Les lymphomes gastriques ont un meilleur pronostic (voir Lymphome MALT (Mucosa-Associated Lymphoid Tissue [tissu lymphoïde associé aux muqueuses]) et lymphomes non hodgkiniens).

Références pour le pronostic

  1. 1. Cunningham D, Allum WH, Stenning SP, et al: Perioperative chemotherapy versus surgery alone for resectable gastroesophageal cancer. N Engl J Med 355(1):11-20, 2006. doi: 10.1056/NEJMoa055531

  2. 2. Al-Batran SE, Homann N, Pauligk C, et al: Perioperative chemotherapy with fluorouracil plus leucovorin, oxaliplatin, and docetaxel versus fluorouracil or capecitabine plus cisplatin and epirubicin for locally advanced, resectable gastric or gastro-oesophageal junction adenocarcinoma (FLOT4): A randomised, phase 2/3 trial. Lancet 393(10184):1948-1957, 2019. doi: 10.1016/S0140-6736(18)32557-1

  3. 3. Zhang J, Zhou Y, Jiang K, et al: Evaluation of the seventh AJCC TNM staging system for gastric cancer: a meta-analysis of cohort studies. Tumour Biol 35(9):8525-8532, 2014. doi: 10.1007/s13277-014-1848-6

Points clés

  • L'infection par Helicobacter pylori est un facteur de risque de certains cancers de l'estomac.

  • Les symptômes initiaux ne sont pas spécifiques et ressemblent souvent à ceux de l'ulcère gastroduodénal.

  • Le dépistage par endoscopie est utilisé dans les populations à haut risque (p. ex., les Japonais) mais non recommandé aux États-Unis.
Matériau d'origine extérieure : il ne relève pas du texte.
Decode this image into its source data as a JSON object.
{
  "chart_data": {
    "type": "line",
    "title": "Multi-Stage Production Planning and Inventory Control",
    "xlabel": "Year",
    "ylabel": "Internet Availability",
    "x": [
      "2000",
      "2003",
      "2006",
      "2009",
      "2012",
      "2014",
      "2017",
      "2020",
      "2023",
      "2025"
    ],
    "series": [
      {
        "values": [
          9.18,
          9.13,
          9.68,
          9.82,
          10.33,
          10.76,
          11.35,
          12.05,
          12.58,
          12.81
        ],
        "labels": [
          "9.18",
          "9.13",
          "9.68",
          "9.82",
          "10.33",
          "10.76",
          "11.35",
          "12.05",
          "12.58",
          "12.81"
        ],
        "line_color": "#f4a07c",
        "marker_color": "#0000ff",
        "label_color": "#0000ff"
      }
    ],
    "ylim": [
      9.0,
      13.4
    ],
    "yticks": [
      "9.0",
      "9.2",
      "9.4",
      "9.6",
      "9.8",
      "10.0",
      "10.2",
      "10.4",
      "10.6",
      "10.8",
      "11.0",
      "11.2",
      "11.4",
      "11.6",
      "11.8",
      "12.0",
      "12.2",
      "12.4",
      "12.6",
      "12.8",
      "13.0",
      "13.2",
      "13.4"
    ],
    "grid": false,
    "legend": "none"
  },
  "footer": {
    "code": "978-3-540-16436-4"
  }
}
  • La chirurgie curative, peut-être associée à une chimiothérapie et à une radiothérapie, est raisonnable en cas de maladie limitée à l'estomac et peut-être des ganglions lymphatiques régionaux.

  • La survie est globalement défavorable (survie à 5 ans: de 5 à 15%) car de nombreux patients sont déjà au stade avancé de la maladie lors de la présentation.